11.1 -Il nono motivo, infine, è in primo luogo inammissibile per genericità e comunque gradatamente infondato. Contrariamente a quanto sostenuto dai ricorrenti, al fine di rilevare la mancata dimostrazione della funzione di garanzia della dazione dei due assegni di € 30.000 ,00, non occorre affatto alcuna eccezione del convenuto, ben potendo il giudice del merito desumere la funzione stessa dal corredo processuale, come avvenuto nella specie. Nessuna ultrapetizione può dunque configurarsi al riguardo.
12.1 -In definitiva, il ricorso è inammissibile.
Nulla va disposto sulle spese, gli intimati non avendo svolto difese.
In relazione alla data di proposizione del ricorso principale (successiva al 30 gennaio 2013), può darsi atto dell’applicabilità dell’art. 13, comma 1 -quater , del d.P.R. 30 maggio 2002, n.115 (nel testo introdotto dall’art. 1, comma 17, legge 24 dicembre 2012, n. 228).
P. Q. M.
la Corte dichiara il ricorso inammissibile.

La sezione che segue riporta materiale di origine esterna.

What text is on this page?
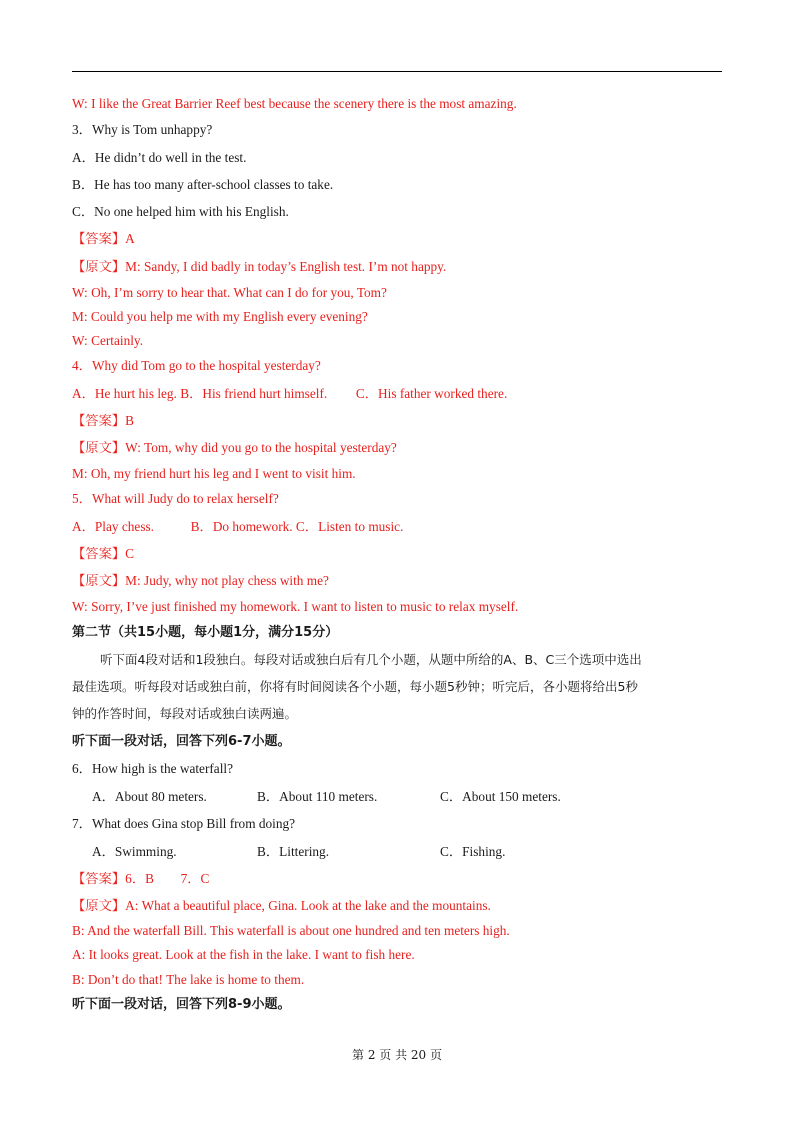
W: I like the Great Barrier Reef best because the scenery there is the most amazing.
3．Why is Tom unhappy?
A．He didn’t do well in the test.
B．He has too many after-school classes to take.
C．No one helped him with his English.
【答案】A
【原文】M: Sandy, I did badly in today’s English test. I’m not happy.
W: Oh, I’m sorry to hear that. What can I do for you, Tom?
M: Could you help me with my English every evening?
W: Certainly.
4．Why did Tom go to the hospital yesterday?
A．He hurt his leg. B．His friend hurt himself. C．His father worked there.
【答案】B
【原文】W: Tom, why did you go to the hospital yesterday?
M: Oh, my friend hurt his leg and I went to visit him.
5．What will Judy do to relax herself?
A．Play chess.	B．Do homework. C．Listen to music.
【答案】C
【原文】M: Judy, why not play chess with me?
W: Sorry, I’ve just finished my homework. I want to listen to music to relax myself.
第二节（共15小题，每小题1分，满分15分）
听下面4段对话和1段独白。每段对话或独白后有几个小题，从题中所给的A、B、C三个选项中选出
最佳选项。听每段对话或独白前，你将有时间阅读各个小题，每小题5秒钟；听完后，各小题将给出5秒
钟的作答时间，每段对话或独白读两遍。
听下面一段对话，回答下列6-7小题。
6．How high is the waterfall?
A．About 80 meters.	B．About 110 meters.	C．About 150 meters.
7．What does Gina stop Bill from doing?
A．Swimming.	B．Littering.	C．Fishing.
【答案】6．B　　7．C
【原文】A: What a beautiful place, Gina. Look at the lake and the mountains.
B: And the waterfall Bill. This waterfall is about one hundred and ten meters high.
A: It looks great. Look at the fish in the lake. I want to fish here.
B: Don’t do that! The lake is home to them.
听下面一段对话，回答下列8-9小题。
第 2 页 共 20 页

Ai sensi dell’art. 13, comma 1 -quater , d.P.R. 30 maggio 2002, n.115, dà atto della sussistenza dei presupposti processuali per il versamento, da parte dei ricorrenti, di un ulteriore importo a titolo di contributo unificato pari a quello dovuto per il ricorso, a norma del comma 1bis dello stesso articolo 13, se dovuto.
Così deciso in Roma, nella camera di consiglio della Corte di cassazione, il giorno 13.2.2024.